Synthesis, Crystal Structures, and Thermal Analyses of Two New Antimony Tellurite Sulfates: [Sb2(TeO4)](SO4) and [Sb2(TeO3)2](SO4)

Abstract

AbstractTwo new antimony (III) tellurite sulfates [Sb2(TeO4)](SO4) (1) and [Sb2(TeO3)2](SO4) (2) were successfully synthesized through a conventional hydrothermal method and their crystal structures were determined by X‐ray single crystal analysis. [Sb2(TeO4)](SO4) crystallizes in the triclinic space group Pī (No. 2) with lattice parameters a=5.572(2), b=7.247(2), c=9.540(3) Å, V=358.5(2) Å3, and Z=2, while [Sb2(TeO3)2](SO4) crystallizes in the orthorhombic space group Pbca (No. 61) with lattice parameters a=7.368(2), b=14.571(3), c=16.521(3) Å, V=1773.7(6) Å3, and Z=8. The structure of [Sb2(TeO4)](SO4) features a three‐dimensional framework, composed of [SbO4] trigonal bipyramids and [TeO4] polyhedra to form a cationic 2∞[Sb2(TeO4)]2+ corrugated cationic layers along [100], linked by SO42− anions. [Sb2(TeO3)2](SO4) forms a three‐dimensional framework consisting of two dimensional wrinkled layers of 2∞[Sb2(TeO3)2]2+ that are linked by SO42− anions.
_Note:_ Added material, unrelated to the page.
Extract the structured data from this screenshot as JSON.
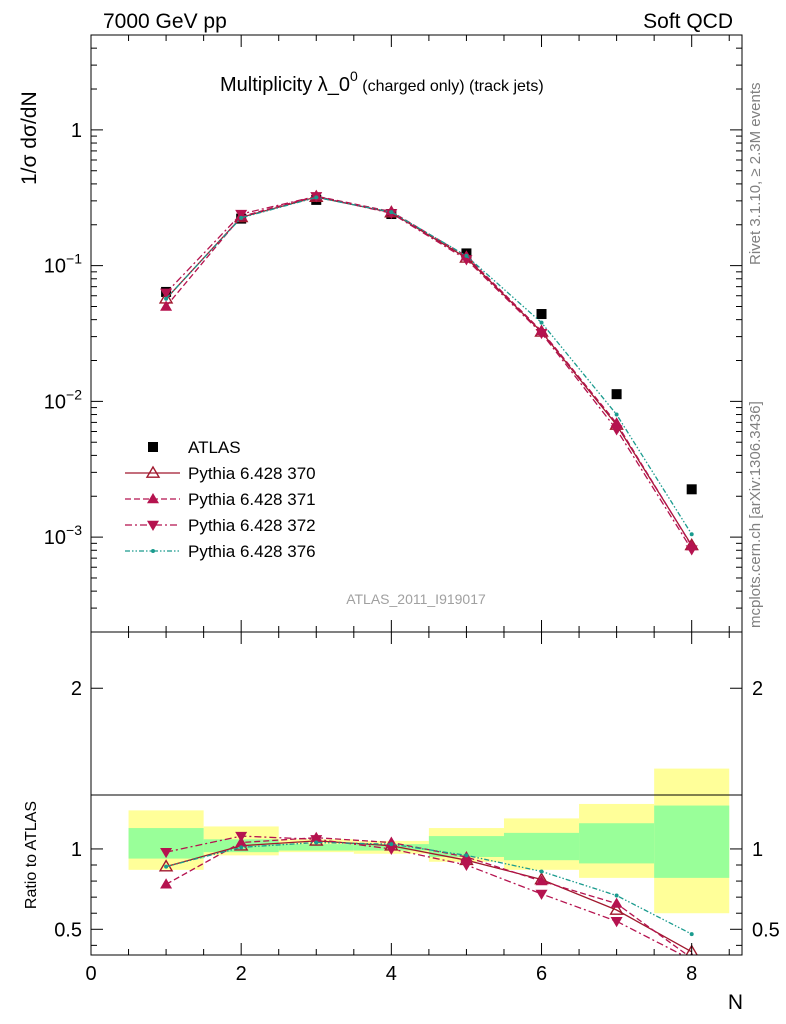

The band gaps of 4.16 eV and 3.72 eV for [Sb2(TeO4)](SO4) and [Sb2(TeO3)2](SO4) respectively are estimated from the solid state UV‐vis‐NIR diffuse reflectance spectra. Thermal analysis indicated that both compounds are thermally stable up to about 500 °C. The electrochemical specific capacity of [Sb2(TeO4)](SO4) was determined to 245 mA h g−1 on the first cycle in a Li‐ion half‐cell, the capacity remains at about 106 mA h g−1 after 500 cycles.